| Host Robin Minietta hosts the first of this series of Biographical Conversations. In the first episode, Senator Terry Sanford shares his early years as a boy and college student, leading up to his eventual political ambitions. Terry was born and raised in Laurinburg. His father owned a hardware store named JD Sanford and Son, and his mother was a teacher. After his parents started having children, his mother took a leave of absence from teaching, but she returned when the Depression forced his father to close his store. Sanford says that his experiences growing up during the Depression made him more sensitive to the plight of people in poverty and especially to the black population.

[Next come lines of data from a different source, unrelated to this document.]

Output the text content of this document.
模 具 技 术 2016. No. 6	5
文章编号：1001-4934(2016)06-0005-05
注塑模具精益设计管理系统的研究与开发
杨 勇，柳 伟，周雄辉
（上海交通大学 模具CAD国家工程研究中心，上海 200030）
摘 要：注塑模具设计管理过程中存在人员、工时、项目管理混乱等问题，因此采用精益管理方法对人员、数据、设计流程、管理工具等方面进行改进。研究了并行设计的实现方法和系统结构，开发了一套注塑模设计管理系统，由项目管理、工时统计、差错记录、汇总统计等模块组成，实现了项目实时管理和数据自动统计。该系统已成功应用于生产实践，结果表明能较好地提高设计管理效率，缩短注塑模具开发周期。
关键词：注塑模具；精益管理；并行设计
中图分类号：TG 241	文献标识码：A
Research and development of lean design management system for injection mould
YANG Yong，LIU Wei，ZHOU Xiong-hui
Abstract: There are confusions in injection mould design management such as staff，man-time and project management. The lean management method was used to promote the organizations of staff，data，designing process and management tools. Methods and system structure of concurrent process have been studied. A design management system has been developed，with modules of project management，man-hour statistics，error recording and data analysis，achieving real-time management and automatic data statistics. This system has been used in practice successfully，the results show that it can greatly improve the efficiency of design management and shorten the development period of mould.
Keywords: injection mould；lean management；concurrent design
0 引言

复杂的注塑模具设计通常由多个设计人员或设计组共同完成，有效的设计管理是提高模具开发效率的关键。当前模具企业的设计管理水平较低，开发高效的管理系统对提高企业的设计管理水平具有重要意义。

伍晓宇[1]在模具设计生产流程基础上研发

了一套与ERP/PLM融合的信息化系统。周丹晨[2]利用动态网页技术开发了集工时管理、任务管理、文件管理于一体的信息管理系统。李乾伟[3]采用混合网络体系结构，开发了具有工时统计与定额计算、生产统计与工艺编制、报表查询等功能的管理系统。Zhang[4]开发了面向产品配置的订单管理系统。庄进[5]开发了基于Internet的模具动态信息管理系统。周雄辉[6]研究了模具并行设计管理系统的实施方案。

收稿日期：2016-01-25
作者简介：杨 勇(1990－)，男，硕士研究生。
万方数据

As Sanford grew as a child, he became involved in the Boy Scouts, and he attended the Methodist church with his father. Although his parents had little money, they encouraged the children to go to college, so Terry chose to go to UNC-Chapel Hill. While he was there, he came to admire President Graham, who brought to light some of the injustices that abounded, including sharecropping and issues of working people. President Franklin Delano Roosevelt also shaped many of Sanford’s ideas.
He met the woman who would become his wife when he was attending college, and when Sanford seriously began thinking of asking her to marry him, it was clear that war was imminent. In fact, the US became involved in World War II shortly after Sanford began law school, so he left school to join the FBI. However, his need to fulfill a military obligation haunted him, so he asked President Hoover for a military leave, and he was accepted into the Army as a paratrooper. He quickly escalated through the ranks from a private to a 2 nd sergeant four months later.
He resumed his law education after the war was over and set up a law practice in Fayetteville. During that time, he was beginning seriously to consider an eventual campaign for governor, so practicing law in Fayetteville gave him an advantage that the larger cities would not have. He chose Kerr Scott’s state senatorial campaign as the first one he would run, and running the campaign gave him ideas about his own campaign years later.
As Sanford became more aware of the political climate of the state, he began to realize that race issues often decided elections. The emotional Smith/Graham Senate race gave him ideas of issues that would further his campaign, so he ran on an educational platform, playing down hints of racial bias and often using his opponent’s accusations to his advantage. His campaign was honest; he limited contributions and refused any contributions that arrived with expectations. He says that he wanted to be governor because he wanted to make a difference; not just to be governor.